Moving On and Moving Up
In my post about "The Top 5 Reasons You'll Quit Your Agency", a promotion was numero uno. The basic reason was because to move up in an agency, there needs to be a vacancy above you. Sometimes that aligns with your plan, but most of the time, it’s easier to move on and find a new job looking for someone to fulfill that title.
The title you're looking for is not going to be a secret. You’ll almost always know the exact title of the position you’re applying for. However, it’s up to you to understand what comes with that title. At some agencies, a Senior Creative might lead a team. At others, there may be no different in responsibilities between a Mid- and Senior-level creative. Make sure you clarify before you accept.

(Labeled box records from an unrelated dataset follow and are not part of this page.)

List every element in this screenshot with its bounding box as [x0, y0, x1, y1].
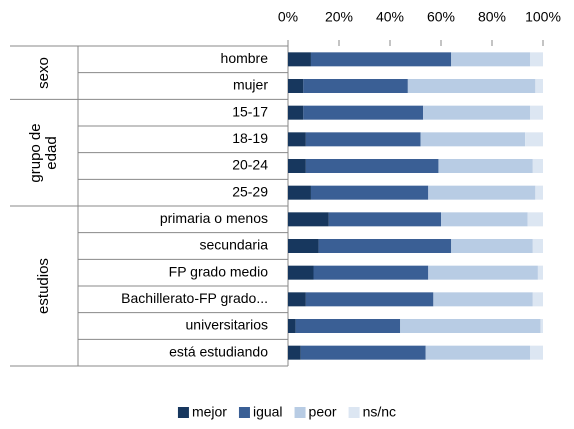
category-label: Bachillerato-FP grado...: [121, 290, 268, 306]
bar-segment: [305, 159, 439, 173]
bar-segment: [288, 159, 306, 173]
bar-segment: [288, 105, 304, 120]
bar-segment: [295, 319, 401, 333]
category-label: hombre: [221, 50, 269, 66]
category-label: 25-29: [232, 183, 268, 199]
bar-segment: [400, 319, 541, 333]
bar-segment: [288, 185, 311, 200]
bar-segment: [310, 185, 429, 200]
legend-label: ns/nc: [363, 404, 396, 420]
bar-segment: [441, 212, 528, 227]
legend-swatch: [238, 407, 250, 418]
bar-segment: [433, 292, 533, 307]
bar-segment: [532, 292, 543, 307]
legend-swatch: [177, 407, 189, 418]
bar-segment: [288, 345, 301, 360]
legend-label: igual: [253, 404, 283, 420]
bar-segment: [407, 79, 536, 93]
category-label: 18-19: [232, 130, 268, 146]
bar-segment: [530, 52, 543, 67]
bar-segment: [288, 265, 314, 280]
x-tick-label: 0%: [278, 9, 298, 25]
bar-segment: [428, 185, 536, 200]
legend-label: peor: [309, 404, 337, 420]
category-label: universitarios: [186, 317, 268, 333]
x-tick-label: 20%: [325, 9, 353, 25]
bar-segment: [438, 159, 533, 173]
bar-segment: [288, 212, 329, 227]
legend-swatch: [348, 407, 360, 418]
bar-segment: [310, 52, 452, 67]
category-label: está estudiando: [169, 343, 268, 359]
bar-segment: [288, 132, 306, 147]
legend-swatch: [294, 407, 306, 418]
bar-segment: [428, 265, 538, 280]
bar-segment: [303, 105, 424, 120]
bar-segment: [451, 52, 531, 67]
category-label: 15-17: [232, 103, 268, 119]
group-label: grupo de edad: [27, 123, 60, 183]
x-tick-label: 80%: [478, 9, 506, 25]
bar-segment: [305, 132, 421, 147]
bar-segment: [425, 345, 531, 360]
bar-segment: [530, 105, 543, 120]
bar-segment: [305, 292, 434, 307]
bar-segment: [288, 319, 296, 333]
x-tick-label: 40%: [376, 9, 404, 25]
category-label: 20-24: [232, 157, 268, 173]
bar-segment: [328, 212, 441, 227]
category-label: secundaria: [200, 237, 269, 253]
bar-segment: [288, 52, 311, 67]
bar-segment: [313, 265, 429, 280]
category-label: FP grado medio: [169, 263, 269, 279]
bar-segment: [303, 79, 408, 93]
bar-segment: [420, 132, 526, 147]
bar-segment: [288, 292, 306, 307]
category-label: mujer: [233, 77, 268, 93]
category-label: primaria o menos: [160, 210, 268, 226]
bar-segment: [540, 319, 543, 333]
bar-segment: [527, 212, 543, 227]
bar-segment: [537, 265, 543, 280]
bar-segment: [318, 239, 452, 253]
x-tick-label: 60%: [427, 9, 455, 25]
group-label: estudios: [35, 258, 52, 314]
bar-segment: [532, 239, 543, 253]
bar-segment: [288, 239, 319, 253]
x-tick-label: 100%: [525, 9, 561, 25]
bar-segment: [423, 105, 531, 120]
bar-segment: [530, 345, 543, 360]
bar-segment: [535, 79, 543, 93]
bar-segment: [288, 79, 304, 93]
legend-label: mejor: [192, 404, 227, 420]
group-label: sexo: [35, 56, 52, 89]
bar-segment: [451, 239, 533, 253]
bar-segment: [300, 345, 426, 360]
bar-segment: [535, 185, 543, 200]
bar-segment: [525, 132, 543, 147]
bar-segment: [532, 159, 543, 173]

I wouldn’t expect a title change once you’ve already applied to the job. They’re looking for a specific position and that’s what you applied for.
How to Get that Promotion
At one of my last agencies, I was hired as a mid-level art director. I was told that I was close to being senior, and they said that after a couple years, I should be promoted. However, after two years, I was still mid-level.
So, after my second annual review, I told them, “When I was hired, you said after two years, I’d be promoted. What’s holding me back?”
After telling me that nothing was, I responded, “Well, I’m either doing something wrong or you are. What can I do to make this happen?”
Okay, so I might’ve been a little blunt. But the secret to being promoted in title is simple: be patient, but be persistent. Now, that doesn’t mean just wait for it to happen. In fact, quite the opposite.
If you want a promotion, you need to ask for it. But don’t be pushy. Ask them what you need to do to get there.
Asking to be promoted is easy. But can you earn that promotion?
Go to your boss and say this:
- Ask them what they see your role as in the next year at the agency. (Be prepared to tell them what you see it as.)
- Tell them you’d like to advance in your career at that agency.
- Ask them what they feel that position requires. Plus, which of those things you’re doing and which you need to work on.
- Discuss a timeline for how long that would take, then stick to it.
It’s up to you to do whatever you talked about. If you fulfill what they asked of you, then you held up your side of the bargain. Now the ball’s in their court.
But fair warning, they don’t always deliver.
Promotions are a Nightmare
I’ve gotta be honest with you: getting a promotion within an agency is difficult. Upping yourself one level in the creative chain is somewhat common. Two is slim to none. Three...nearly impossible However, there are assumptions that come with any promotion.
Usually you start at a certain position. That position may be what you held at your last job, or it may have been a step up. Either way, you usually spend 2 - 3 years at that current position, at that current agency. Then, you start to ask for a promotion.
This makes the agency think two things:
- This person wants to stay and grow with the agency.
- This person might want to leave and needs the title boost to find a better job.
The thing is, it’s usually the latter of the two that happens. Take a look at the Top 5 Reasons You'll Quit post and it will make more sense.
A Creative By Any Other Name
You’d be surprised at how much people simply want more responsibility. But without earning it.
You need to evolve as a creative to expect your title to evolve with you. If you’ve stayed the same, calling you something new isn’t going to make you better.
Money or Title
So, which do you want? Is it money? Is it a title bump?
Many people think they want one, but the other holds their secret desire. There’s nothing wrong with wanting one or the other, or both. But be honest with yourself and you’ll find it much easier to get what you want.